A computer vision enabled technology developed by a team of EECS faculty Bill Freeman and Frédo Durand and their students is enabling a new way to identify structural defects in objects. The group will report this latest work at the Conference on Computer Vision and Pattern Recognition in June.
Read more in the May 21, 2015 MIT News Office article by Larry Hardesty titled "Gauging materials’ physical properties from video: “Visual microphone” technology could lead to noninvasive identification of objects’ structural defects," also posted below.
Last summer, MIT researchers published a paper describing an algorithm that can recover intelligible speech from the analysis of the minute vibrations of objects in video captured through soundproof glass.
In June, at the Conference on Computer Vision and Pattern Recognition, researchers from the same groups will describe how the technique can be adapted to infer material properties of physical objects, such as stiffness and weight, from video.
The technique could have application in the field of “nondestructive testing,” or determining materials’ physical properties without extracting samples from them or subjecting them to damaging physical tests. It might be possible, for instance, to identify structural defects in an airplane’s wing by analyzing video of its vibration during flight.

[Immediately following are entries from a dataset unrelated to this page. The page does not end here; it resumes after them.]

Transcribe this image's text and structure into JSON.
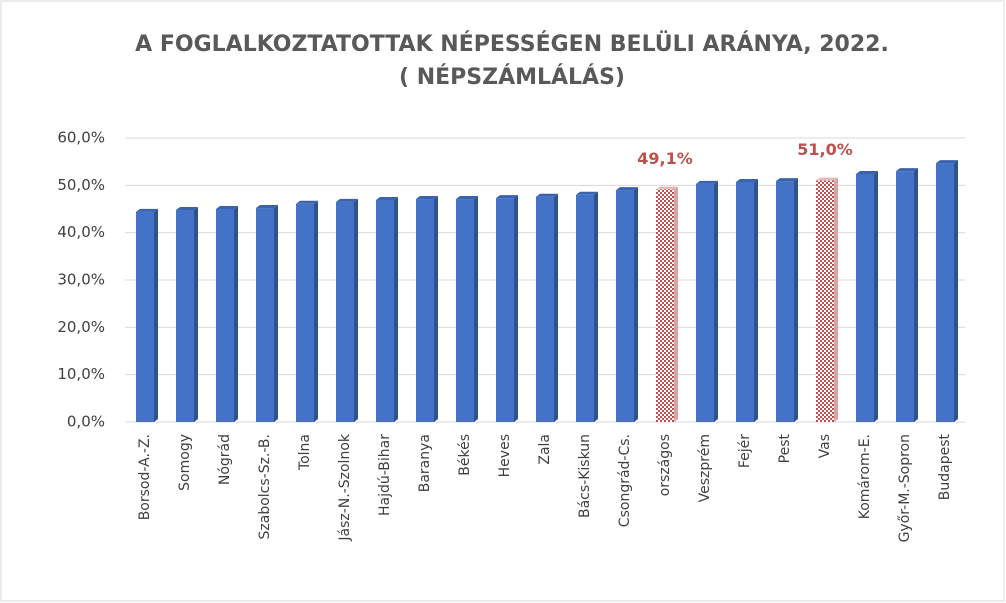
{
  "chart_data": {
    "type": "bar",
    "title": "A FOGLALKOZTATOTTAK NÉPESSÉGEN BELÜLI ARÁNYA, 2022.",
    "subtitle": "( NÉPSZÁMLÁLÁS)",
    "categories": [
      "Borsod-A.-Z.",
      "Somogy",
      "Nógrád",
      "Szabolcs-Sz.-B.",
      "Tolna",
      "Jász-N.-Szolnok",
      "Hajdú-Bihar",
      "Baranya",
      "Békés",
      "Heves",
      "Zala",
      "Bács-Kiskun",
      "Csongrád-Cs.",
      "országos",
      "Veszprém",
      "Fejér",
      "Pest",
      "Vas",
      "Komárom-E.",
      "Győr-M.-Sopron",
      "Budapest"
    ],
    "values": [
      44.4,
      44.8,
      45.0,
      45.2,
      46.1,
      46.5,
      46.9,
      47.1,
      47.1,
      47.3,
      47.6,
      48.0,
      49.0,
      49.1,
      50.3,
      50.7,
      50.9,
      51.0,
      52.4,
      53.0,
      54.7
    ],
    "value_labels": [
      null,
      null,
      null,
      null,
      null,
      null,
      null,
      null,
      null,
      null,
      null,
      null,
      null,
      "49,1%",
      null,
      null,
      null,
      "51,0%",
      null,
      null,
      null
    ],
    "color": "#4472c4",
    "highlight_color": "#c0504d",
    "ylim": [
      0,
      60
    ],
    "yticks": [
      {
        "value": 0,
        "label": "0,0%"
      },
      {
        "value": 10,
        "label": "10,0%"
      },
      {
        "value": 20,
        "label": "20,0%"
      },
      {
        "value": 30,
        "label": "30,0%"
      },
      {
        "value": 40,
        "label": "40,0%"
      },
      {
        "value": 50,
        "label": "50,0%"
      },
      {
        "value": 60,
        "label": "60,0%"
      }
    ],
    "grid": true
  }
}
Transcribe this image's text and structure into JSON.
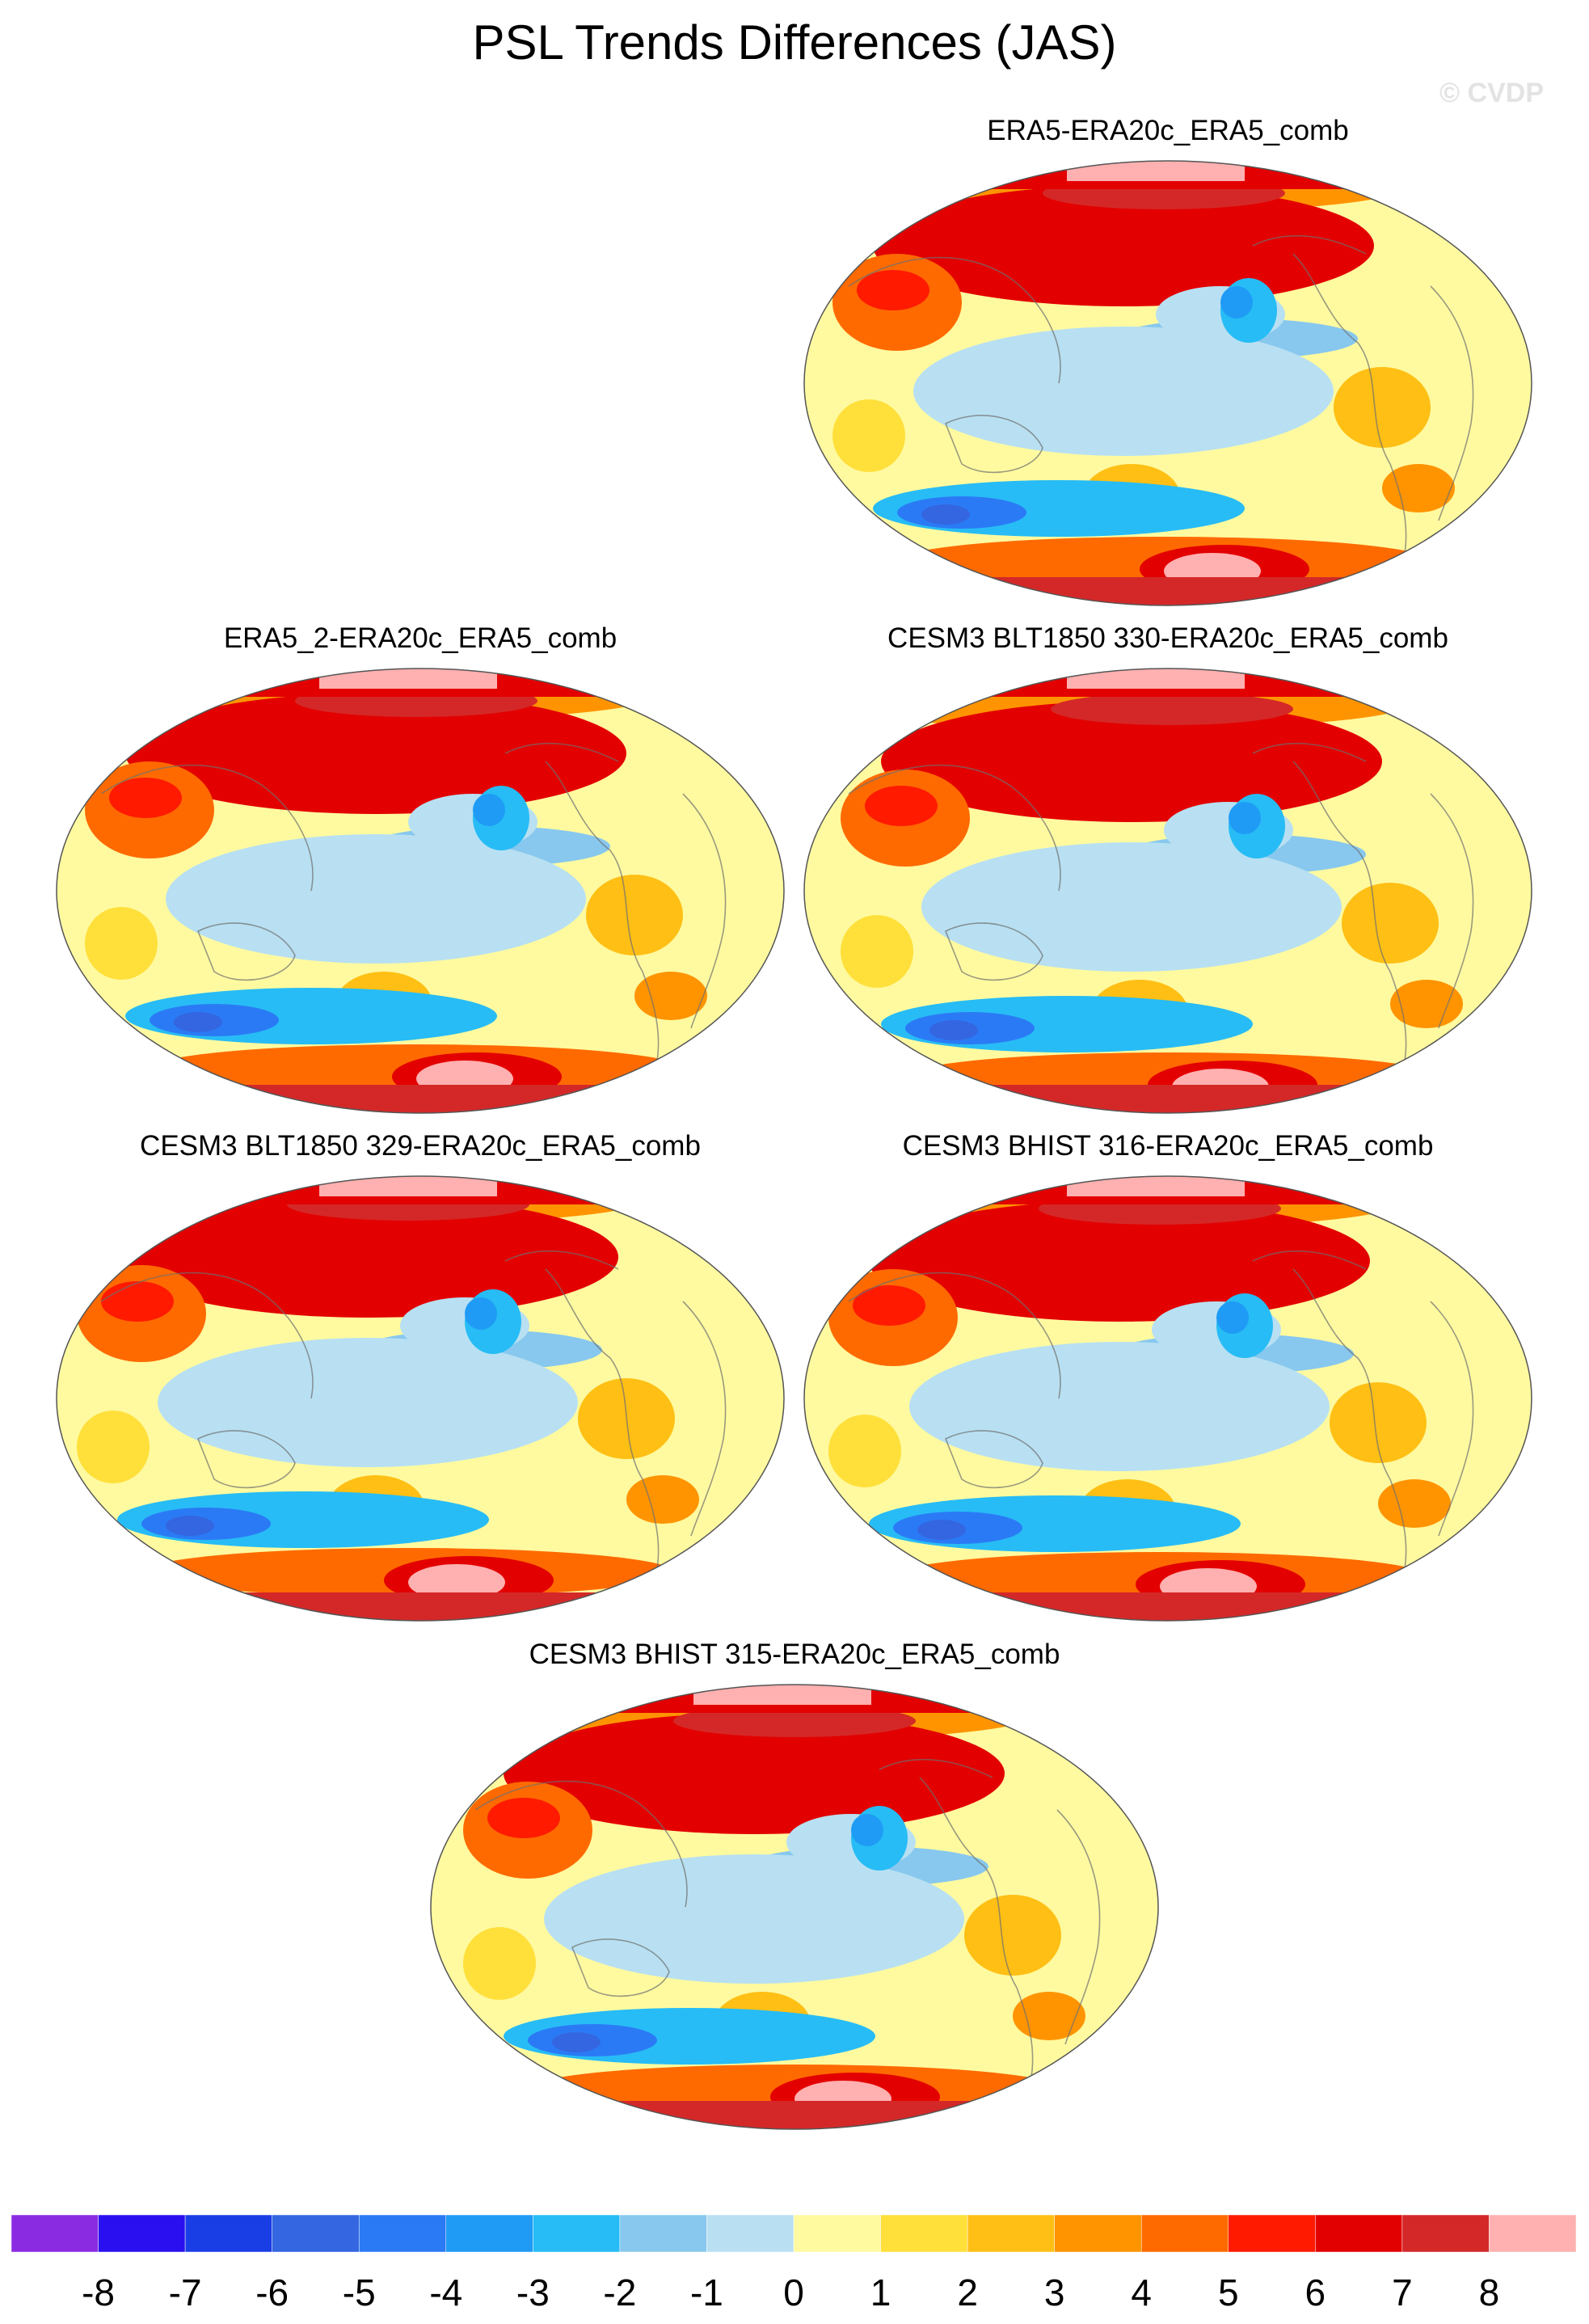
{
  "figure": {
    "title": "PSL Trends Differences (JAS)",
    "watermark": "© CVDP"
  },
  "panels": [
    {
      "id": "p1",
      "title": "ERA5-ERA20c_ERA5_comb"
    },
    {
      "id": "p2",
      "title": "ERA5_2-ERA20c_ERA5_comb"
    },
    {
      "id": "p3",
      "title": "CESM3 BLT1850 330-ERA20c_ERA5_comb"
    },
    {
      "id": "p4",
      "title": "CESM3 BLT1850 329-ERA20c_ERA5_comb"
    },
    {
      "id": "p5",
      "title": "CESM3 BHIST 316-ERA20c_ERA5_comb"
    },
    {
      "id": "p6",
      "title": "CESM3 BHIST 315-ERA20c_ERA5_comb"
    }
  ],
  "colorbar": {
    "colors": [
      "#8a2be2",
      "#2a10f0",
      "#1a3ee6",
      "#3366e0",
      "#2b7af5",
      "#1f9bf5",
      "#27bcf5",
      "#88c8ee",
      "#b8e0f2",
      "#fffaa0",
      "#ffdf3a",
      "#ffbf14",
      "#ff9400",
      "#ff6a00",
      "#ff1a00",
      "#e30000",
      "#d42828",
      "#ffb0b0"
    ],
    "labels": [
      "-8",
      "-7",
      "-6",
      "-5",
      "-4",
      "-3",
      "-2",
      "-1",
      "0",
      "1",
      "2",
      "3",
      "4",
      "5",
      "6",
      "7",
      "8"
    ]
  }
}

“One of the big contributions of this work is connecting techniques in computer vision to established theory on physical vibrations and to a whole body of work in nondestructive testing in civil engineering,” says Abe Davis, an MIT graduate student in electrical engineering and computer science who, together with fellow graduate student Katie Bouman, is first author on the paper. “We make this connection pretty explicitly in the paper, which is I think where a lot of the future potential lies, because it bridges these fields.”
Davis, Bouman, and their coauthors — their advisors, respectively, professors of computer science and engineering Fredo Durand and Bill Freeman; Justin Chen, a graduate student in civil and environmental engineering; and Michael Rubinstein, who completed his PhD with Freeman but is now at Google Research in Cambridge, Massachusetts — applied their technique to two different types of object. One was rods of fiberglass, wood, and metal; the other, fabrics draped over a line.
In the case of the rods, they used a range of frequencies from a nearby loudspeaker to produce vibrations. And since the vibrational frequencies of stiff materials are high, they also used a high-speed camera — as they did in some of the visual-microphone work — to capture the video.
The fabrics, however, were flexible enough that the ordinary circulation of air in a closed room was enough to produce detectible vibrations. And the vibration rates were low enough that they could be measured using an ordinary digital camera.
Although its movement may be undetectable to the human eye, a vibrating object usually vibrates at several frequencies at the same time. A given object’s preferred frequencies, and the varying strength of its vibrations at those frequencies, produce a unique pattern, which a variation on the visual-microphone algorithm was able to extract.
The researchers then used machine learning to find correlations between those vibrational patterns and measurements of the objects’ material properties. The correlations they found provided good estimates of the elasticity of the bars and of the stiffness and weight per unit area of the fabrics. (Stiffness is a measure that factors in both elasticity, a property of a material, and the geometry of the object made from that material. The researchers knew the precise geometry of the rods but not that of fabrics, which varied somewhat in size.)
Moreover, aberrations or discontinuities in an object’s typical vibrational patterns could indicate a defect in its structure. Identifying those types of correlations is the subject of the researchers’ ongoing work.